We answer to the martyr rescued by the martyr, healed by the martyr, photographed by the martyr, and carried by the martyr because we recognize that we may become the martyr. And every time we answer to the martyrs, who are as young as those who met death in their mother’s womb, we walk with them and the echo of thousands of histories of people who lived and lost their lives in pursuit of justice follows. We choose dignity where it can be found in this life or die trying because our struggle is not a choice but an existential imperative. So even if all we have as students and scholars are our words and expo markers, we will fight, and fight, and fight.

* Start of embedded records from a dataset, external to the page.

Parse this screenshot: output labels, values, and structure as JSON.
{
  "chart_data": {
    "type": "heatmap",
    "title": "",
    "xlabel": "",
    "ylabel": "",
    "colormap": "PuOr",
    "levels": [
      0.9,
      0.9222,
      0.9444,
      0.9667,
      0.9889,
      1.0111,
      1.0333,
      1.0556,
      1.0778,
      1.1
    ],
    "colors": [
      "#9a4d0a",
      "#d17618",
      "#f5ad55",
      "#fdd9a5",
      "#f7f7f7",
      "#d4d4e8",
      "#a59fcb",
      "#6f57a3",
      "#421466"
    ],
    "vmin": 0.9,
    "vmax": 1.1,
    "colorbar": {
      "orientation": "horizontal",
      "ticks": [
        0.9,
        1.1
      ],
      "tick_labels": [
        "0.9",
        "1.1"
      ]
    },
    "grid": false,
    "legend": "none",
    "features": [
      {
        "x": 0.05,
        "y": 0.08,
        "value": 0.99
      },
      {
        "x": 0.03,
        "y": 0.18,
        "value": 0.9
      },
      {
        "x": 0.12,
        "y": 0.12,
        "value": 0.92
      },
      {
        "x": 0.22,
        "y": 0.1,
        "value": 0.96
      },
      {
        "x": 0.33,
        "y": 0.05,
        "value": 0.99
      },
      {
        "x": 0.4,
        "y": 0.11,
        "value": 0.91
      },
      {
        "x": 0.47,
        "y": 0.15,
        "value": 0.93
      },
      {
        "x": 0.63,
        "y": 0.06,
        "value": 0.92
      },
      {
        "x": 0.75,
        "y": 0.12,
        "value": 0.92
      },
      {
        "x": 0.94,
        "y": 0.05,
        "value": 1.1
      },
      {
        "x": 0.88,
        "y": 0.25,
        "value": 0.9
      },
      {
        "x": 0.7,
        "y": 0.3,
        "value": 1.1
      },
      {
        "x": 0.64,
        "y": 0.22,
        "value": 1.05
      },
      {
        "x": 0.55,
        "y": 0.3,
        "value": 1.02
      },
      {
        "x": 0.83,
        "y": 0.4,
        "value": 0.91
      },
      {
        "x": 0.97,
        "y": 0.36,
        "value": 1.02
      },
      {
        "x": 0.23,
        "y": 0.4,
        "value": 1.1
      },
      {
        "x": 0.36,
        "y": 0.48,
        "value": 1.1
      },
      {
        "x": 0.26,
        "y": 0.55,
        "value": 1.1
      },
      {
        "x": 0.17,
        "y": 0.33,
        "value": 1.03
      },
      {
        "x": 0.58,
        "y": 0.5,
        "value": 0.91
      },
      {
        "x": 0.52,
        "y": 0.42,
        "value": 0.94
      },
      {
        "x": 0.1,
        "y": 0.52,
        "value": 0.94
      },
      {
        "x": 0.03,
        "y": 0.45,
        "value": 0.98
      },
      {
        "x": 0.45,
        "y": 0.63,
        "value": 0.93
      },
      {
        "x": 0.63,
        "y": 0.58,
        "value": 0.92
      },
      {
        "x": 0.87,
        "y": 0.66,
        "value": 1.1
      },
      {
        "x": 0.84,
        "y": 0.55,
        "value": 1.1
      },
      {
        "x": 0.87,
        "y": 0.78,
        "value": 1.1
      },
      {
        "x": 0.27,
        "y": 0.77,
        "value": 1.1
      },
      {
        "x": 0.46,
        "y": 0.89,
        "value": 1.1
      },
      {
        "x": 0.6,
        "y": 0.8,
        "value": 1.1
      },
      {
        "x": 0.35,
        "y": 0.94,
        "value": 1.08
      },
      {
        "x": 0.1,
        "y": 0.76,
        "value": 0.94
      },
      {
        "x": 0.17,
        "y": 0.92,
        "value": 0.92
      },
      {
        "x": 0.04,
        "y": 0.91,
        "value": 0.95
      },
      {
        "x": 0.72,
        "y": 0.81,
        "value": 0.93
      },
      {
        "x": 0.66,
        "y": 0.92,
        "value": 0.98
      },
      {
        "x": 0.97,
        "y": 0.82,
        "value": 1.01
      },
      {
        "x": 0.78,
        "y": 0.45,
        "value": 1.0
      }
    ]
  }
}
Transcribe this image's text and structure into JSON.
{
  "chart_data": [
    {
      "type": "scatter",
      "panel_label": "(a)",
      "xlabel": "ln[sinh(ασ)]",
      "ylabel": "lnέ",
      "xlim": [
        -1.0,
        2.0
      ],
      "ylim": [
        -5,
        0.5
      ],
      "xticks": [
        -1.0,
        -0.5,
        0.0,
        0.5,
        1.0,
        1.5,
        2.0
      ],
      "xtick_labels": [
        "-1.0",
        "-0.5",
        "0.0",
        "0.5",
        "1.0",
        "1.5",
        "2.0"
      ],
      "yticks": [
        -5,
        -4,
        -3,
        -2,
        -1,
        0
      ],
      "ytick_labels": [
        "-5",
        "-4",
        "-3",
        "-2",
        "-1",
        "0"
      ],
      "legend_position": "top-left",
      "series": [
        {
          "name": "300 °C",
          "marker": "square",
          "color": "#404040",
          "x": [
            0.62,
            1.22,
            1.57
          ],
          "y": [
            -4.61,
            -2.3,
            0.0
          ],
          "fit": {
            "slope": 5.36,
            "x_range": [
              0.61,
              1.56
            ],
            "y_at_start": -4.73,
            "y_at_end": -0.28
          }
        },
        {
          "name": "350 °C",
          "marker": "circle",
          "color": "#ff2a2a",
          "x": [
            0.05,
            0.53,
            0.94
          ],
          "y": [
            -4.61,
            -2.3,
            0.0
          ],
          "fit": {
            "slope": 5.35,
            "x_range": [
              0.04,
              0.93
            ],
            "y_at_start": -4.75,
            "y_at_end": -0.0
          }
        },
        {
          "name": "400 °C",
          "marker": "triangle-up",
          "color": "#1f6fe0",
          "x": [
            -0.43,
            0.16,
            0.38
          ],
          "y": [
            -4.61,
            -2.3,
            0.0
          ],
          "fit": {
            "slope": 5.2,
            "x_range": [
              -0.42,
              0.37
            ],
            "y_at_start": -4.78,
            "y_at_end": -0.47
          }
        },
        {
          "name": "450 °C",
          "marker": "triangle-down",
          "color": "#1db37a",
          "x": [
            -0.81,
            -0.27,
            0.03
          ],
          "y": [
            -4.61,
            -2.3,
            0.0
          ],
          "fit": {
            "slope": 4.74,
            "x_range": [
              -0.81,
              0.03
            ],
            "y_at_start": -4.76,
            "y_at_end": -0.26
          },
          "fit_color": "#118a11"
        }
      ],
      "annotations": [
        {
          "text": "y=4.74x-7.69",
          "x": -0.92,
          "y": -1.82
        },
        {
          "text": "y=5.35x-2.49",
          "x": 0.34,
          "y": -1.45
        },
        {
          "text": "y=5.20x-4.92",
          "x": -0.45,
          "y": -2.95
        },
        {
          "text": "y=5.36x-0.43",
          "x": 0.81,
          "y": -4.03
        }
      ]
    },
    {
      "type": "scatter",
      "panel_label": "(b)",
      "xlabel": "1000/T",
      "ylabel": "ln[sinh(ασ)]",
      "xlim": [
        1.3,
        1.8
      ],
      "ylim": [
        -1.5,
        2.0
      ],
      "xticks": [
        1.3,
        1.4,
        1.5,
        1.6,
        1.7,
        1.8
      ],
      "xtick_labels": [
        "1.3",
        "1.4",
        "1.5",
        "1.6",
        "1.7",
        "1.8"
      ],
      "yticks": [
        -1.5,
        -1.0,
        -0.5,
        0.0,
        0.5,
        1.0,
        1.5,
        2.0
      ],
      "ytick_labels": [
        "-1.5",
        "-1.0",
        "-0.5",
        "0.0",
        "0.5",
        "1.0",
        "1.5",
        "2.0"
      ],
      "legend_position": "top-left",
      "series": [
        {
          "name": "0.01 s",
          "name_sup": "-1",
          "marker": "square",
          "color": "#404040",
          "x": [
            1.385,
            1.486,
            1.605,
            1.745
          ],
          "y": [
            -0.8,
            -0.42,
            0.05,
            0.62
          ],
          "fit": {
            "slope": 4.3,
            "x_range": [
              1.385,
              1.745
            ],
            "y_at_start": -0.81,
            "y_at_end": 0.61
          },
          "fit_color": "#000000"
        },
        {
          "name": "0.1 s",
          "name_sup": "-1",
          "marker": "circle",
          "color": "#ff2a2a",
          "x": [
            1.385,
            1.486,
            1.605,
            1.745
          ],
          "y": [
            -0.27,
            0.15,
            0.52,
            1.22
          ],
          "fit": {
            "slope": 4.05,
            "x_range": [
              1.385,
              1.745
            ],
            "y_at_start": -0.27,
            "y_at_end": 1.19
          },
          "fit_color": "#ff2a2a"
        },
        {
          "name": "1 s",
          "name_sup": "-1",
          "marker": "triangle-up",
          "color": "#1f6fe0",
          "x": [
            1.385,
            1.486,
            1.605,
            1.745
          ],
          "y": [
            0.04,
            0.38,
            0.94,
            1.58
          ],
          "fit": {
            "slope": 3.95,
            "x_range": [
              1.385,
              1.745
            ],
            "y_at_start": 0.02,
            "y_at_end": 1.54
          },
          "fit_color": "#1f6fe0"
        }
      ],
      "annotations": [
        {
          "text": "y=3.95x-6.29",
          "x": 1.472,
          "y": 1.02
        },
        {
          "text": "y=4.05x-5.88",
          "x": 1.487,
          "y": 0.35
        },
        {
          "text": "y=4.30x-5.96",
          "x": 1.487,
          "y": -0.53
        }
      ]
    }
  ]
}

We, a collective in a perpetual state of learning, are acutely aware of our fallibility—that is what defines us, that we claim no absolute authority nor do we seek to center the ego over the ethos. We remain humbly indebted to those scholars and writers who push us to employ our active voices, who speak to us and not at us. They are the individuals who maintain the privilege of claiming pride over us, not those who uphold and fraternize gleefully with the systems that disfigure us and leave craters in the streets that watched us grow. Those who teach us to be critical of ourselves, to look inwards and challenge and challenge and challenge so we may grow. But those who uphold the systems that scheme to suppress and subjugate, what capacity do they maintain to move beyond their narcissism and self-righteousness?
So we shall continue to obsess over semantics and words because our acquisition of literacy did not come without a sobering realization that language too is a battlefield in which we are dehumanized and decontextualized. We shall fight in and against the language that has softened the mutilation of our fathers and brothers by their depiction, not as the honorable and caring men they are, but as nameless “targets,” “suspects,” and “terrorists.” We shall continue to be blessed with the rage that pushes us to resist and eases the sacrifices we make in the pursuit of justice. Let it ring loud: our revenge will be the laughter of our children.